4.2 Spectrum File Format
name
n i (qual)
comment = numCom
d1lab d1atm d1tol d1cor1 (prob1) d1cor2 (prob2) d1corC (probC)
d2lab d2atm d2tol d2cor1 (prob1) d2cor2 (prob2) d2corC (probC)
dnlab dnatm dntol dncor1 (prob1)
dncor2 (prob2) dncorC (probC)
** comments
** comments
p1coord1 p1coord2 p1coord3 p1ntens
* p1comment
p2coord1 p2coord2 p2coord3 p2ntens
* p2comment
picoord1 picoord2 picoord3 pintens
* picomment
name The
name of the spectrum. The name of a CONTRAST spectrum file is generally the
spectrum name with the '.con' suffix appended to it.
n The
dimensionality of the spectrum.
i The
number of peaks in the spectrum.
(qual) An
estimation of the quality of the spectrum couched in terms of a probability. A
qual
factor of 1.0 indicates that 100% of the expected peaks will be present in the
spectrum, and that very little noise (false peaks)
are present. A qual factor of 0.9
indicates that 90% of the expected peaks are
present.
comment = Text that indicates that the next field
(numCom) is the number of characters the
program should allocate for the comment associated
with each peak. 'ment =' is
italicized to indicate that only 'com' is needed to
signal that the next field is
numCom.
numCom The
number of characters that the program should allocate for the comment
associated with each peak.
d#lab The
label of the #'th dimension of the peaks in the spectrum.
d#atm The
resonance code (also called atom code) describing all of the atoms of the #'th
dimension of the peaks in the spectrum. Since some
dimensions of a spectrum
often detect several different resonances, wild
cards are frequently used in this
field. A description of resonance codes is found in
section @.@.
d#tol The
default tolerance of the #'th dimension of the peaks in a spectrum. A tolerance
is one-half of the resolution of that dimension.
d#cor## The
resonance code (also called atom code) of the #'th dimension of the ##'th
correlation in the spectrum. Correlations describe
the types of peaks that one
would expect to see in a spectrum. An HNCA spectrum,
for example, contains an
Hni,Nai,Cai correlation (amide proton, amide
nitrogen, alpha carbon) and an
Hni,Nai,Ca- correlation (amide proton, amide
nitrogen, alpha carbon from
previous residue). The last resonance code for a
given dimension will be repeated
if previous or subsequent dimensions contain more
resonance codes. A description
of resonance codes is found in section @.@.
(prob##) The estimated probability
of seeing the previous correlation in the spectrum.
Note that only the last
probability listed in a vertical column will be used to describe the
##'th correlation. Other probabilities are used only
to make the file more readable.
** Comment
markers. Comment markers indicate that the text that follows on that
line is a comment and should be ignored by the
program. Users are encouraged to
use comments to document the origin of the spectrum
files and each modification
that the files undergoe.
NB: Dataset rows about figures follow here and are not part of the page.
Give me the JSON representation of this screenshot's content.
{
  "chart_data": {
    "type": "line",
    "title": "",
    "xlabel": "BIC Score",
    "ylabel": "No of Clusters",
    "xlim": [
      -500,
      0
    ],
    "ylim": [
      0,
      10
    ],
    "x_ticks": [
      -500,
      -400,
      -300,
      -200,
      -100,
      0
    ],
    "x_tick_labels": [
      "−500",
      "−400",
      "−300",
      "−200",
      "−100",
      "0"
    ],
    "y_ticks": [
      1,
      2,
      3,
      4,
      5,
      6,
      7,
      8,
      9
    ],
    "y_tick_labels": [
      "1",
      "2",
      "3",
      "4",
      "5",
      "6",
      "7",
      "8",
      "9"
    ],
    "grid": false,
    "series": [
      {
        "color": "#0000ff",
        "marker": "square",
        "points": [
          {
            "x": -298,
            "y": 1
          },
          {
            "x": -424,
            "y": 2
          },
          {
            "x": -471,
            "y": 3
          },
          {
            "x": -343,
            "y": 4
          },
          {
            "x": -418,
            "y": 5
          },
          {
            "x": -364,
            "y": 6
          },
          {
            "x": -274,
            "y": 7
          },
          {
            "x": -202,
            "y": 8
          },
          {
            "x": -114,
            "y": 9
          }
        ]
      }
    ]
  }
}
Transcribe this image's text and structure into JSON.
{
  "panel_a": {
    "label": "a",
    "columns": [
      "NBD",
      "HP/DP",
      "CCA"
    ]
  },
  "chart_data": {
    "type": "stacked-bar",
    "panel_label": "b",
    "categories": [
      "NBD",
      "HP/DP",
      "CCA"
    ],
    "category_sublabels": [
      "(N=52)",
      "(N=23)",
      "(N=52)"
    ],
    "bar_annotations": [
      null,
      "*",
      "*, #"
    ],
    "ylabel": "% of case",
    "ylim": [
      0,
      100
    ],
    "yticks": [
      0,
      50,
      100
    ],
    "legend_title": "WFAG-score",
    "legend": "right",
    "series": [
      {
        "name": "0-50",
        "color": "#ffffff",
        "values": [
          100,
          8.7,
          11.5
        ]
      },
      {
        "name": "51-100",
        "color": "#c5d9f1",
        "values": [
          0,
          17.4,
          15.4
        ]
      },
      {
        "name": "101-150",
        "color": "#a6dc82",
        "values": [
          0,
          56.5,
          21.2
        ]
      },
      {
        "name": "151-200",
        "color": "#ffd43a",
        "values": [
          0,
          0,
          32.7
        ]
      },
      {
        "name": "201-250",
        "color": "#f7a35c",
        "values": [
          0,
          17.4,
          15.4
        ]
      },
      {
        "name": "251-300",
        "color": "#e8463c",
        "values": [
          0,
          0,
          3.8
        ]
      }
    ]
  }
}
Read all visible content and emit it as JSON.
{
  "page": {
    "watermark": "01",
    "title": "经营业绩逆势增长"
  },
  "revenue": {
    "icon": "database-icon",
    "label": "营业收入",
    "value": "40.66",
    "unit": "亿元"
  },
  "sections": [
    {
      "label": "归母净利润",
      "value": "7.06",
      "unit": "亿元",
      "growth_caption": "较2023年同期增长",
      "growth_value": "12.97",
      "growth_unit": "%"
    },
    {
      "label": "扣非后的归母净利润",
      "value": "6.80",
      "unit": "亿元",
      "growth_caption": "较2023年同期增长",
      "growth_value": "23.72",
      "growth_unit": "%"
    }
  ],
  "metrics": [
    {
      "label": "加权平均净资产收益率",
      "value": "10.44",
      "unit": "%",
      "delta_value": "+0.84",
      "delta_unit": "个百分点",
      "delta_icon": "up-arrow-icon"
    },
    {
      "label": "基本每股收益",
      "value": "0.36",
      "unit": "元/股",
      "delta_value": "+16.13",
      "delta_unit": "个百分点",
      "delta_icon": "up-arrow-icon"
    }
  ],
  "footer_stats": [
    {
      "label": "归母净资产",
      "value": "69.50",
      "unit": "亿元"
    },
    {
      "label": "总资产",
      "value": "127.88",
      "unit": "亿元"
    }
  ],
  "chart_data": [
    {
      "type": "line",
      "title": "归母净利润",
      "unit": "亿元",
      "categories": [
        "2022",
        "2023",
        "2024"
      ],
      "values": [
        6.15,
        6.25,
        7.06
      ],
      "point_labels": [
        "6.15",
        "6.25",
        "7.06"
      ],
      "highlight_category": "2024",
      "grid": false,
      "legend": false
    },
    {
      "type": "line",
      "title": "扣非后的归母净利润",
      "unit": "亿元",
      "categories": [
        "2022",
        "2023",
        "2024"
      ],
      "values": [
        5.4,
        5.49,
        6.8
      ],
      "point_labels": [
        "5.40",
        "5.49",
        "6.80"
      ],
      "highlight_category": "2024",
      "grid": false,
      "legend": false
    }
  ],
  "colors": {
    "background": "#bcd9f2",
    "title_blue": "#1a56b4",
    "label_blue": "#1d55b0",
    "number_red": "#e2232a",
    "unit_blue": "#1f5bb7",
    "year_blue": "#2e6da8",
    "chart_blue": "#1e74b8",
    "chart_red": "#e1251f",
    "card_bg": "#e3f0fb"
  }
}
Most CONTRAST functions
that modify a spectrum or
spectrum file will append a comment to the file that
tells what was done to the file
and the date it was done.
comments Any
text that the user wants to include in the file.
p##coord# The
#'th coordinate (frequency dimension) of the ##'th peak in the spectrum
(usually in ppm units).
p##ntens The
intensity of the ##'th peak in the spectrum.
* A
special peak comment marker that causes the program to read in the comment
and associate it with the peak that the comment
follows. The 'comment =
numCom'
line described above is used to specify the maximum number of
characters that can be stored in each peak comment.